Why would "the Mouse" invest so much during a shaky economy anyway? The answer: young boys. While Disney captured the hearts, minds and wallets of every pre-teen girl a couple years ago with their Disney Princess line, they have yet to really find a niche to attract the young men in the audience.
So the answer that makes good business sense is to buy a company that's gaining ground with said demographic and recently began producing it's own films. But that's not all: Disney also gains access to the over-5,000 characters in the Marvel Comics cannon. Disney says this will allow it to bring many lesser-known characters to the forefront (even the lame-ass ones).

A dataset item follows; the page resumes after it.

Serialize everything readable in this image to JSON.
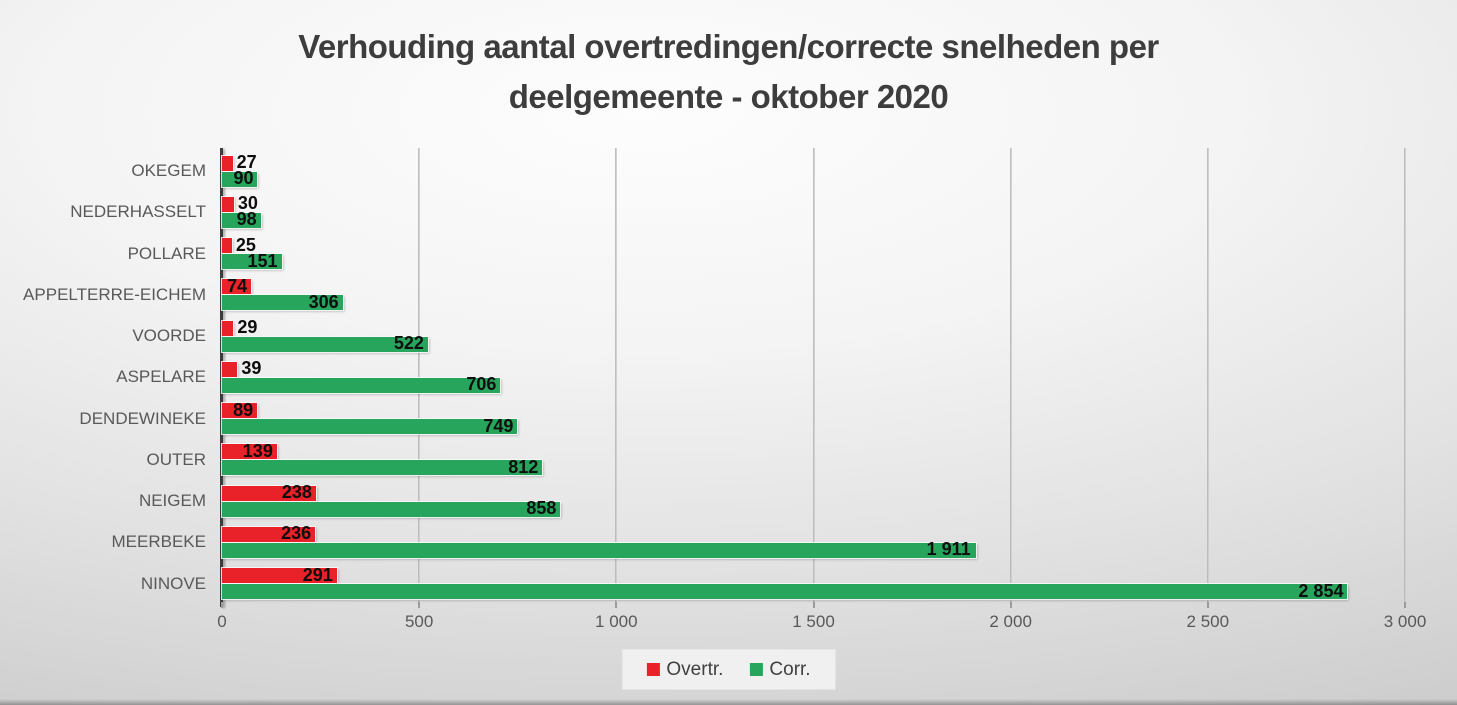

On the other hand, there are a few glimmers of hope for comics fans in this unholy merger. For instance, any existing contracts the company has with amusement parks or movie studios will still be honored. Another advantage is unexpected, but very cool: a partnership with Pixar. Pixar's CEO John Lasseter reportedly entered some closed-door talks with Marvel artists and writers and got "very excited very quickly." Given the animation studio's record for creating solid, story-driven films,, this could be a plus.
Hopefully more plusses than minuses will be gained in this merger. As long as Disney plays it cool and let's Marvel do what it does best, all will be fine. but so help me, the first time the Hulk sports mouse ears or Iron Man sings "Bippity Boppity Boo," a long line of comic book geeks with torches and pitchforks will descend upon Cinderella's castle...not pretty.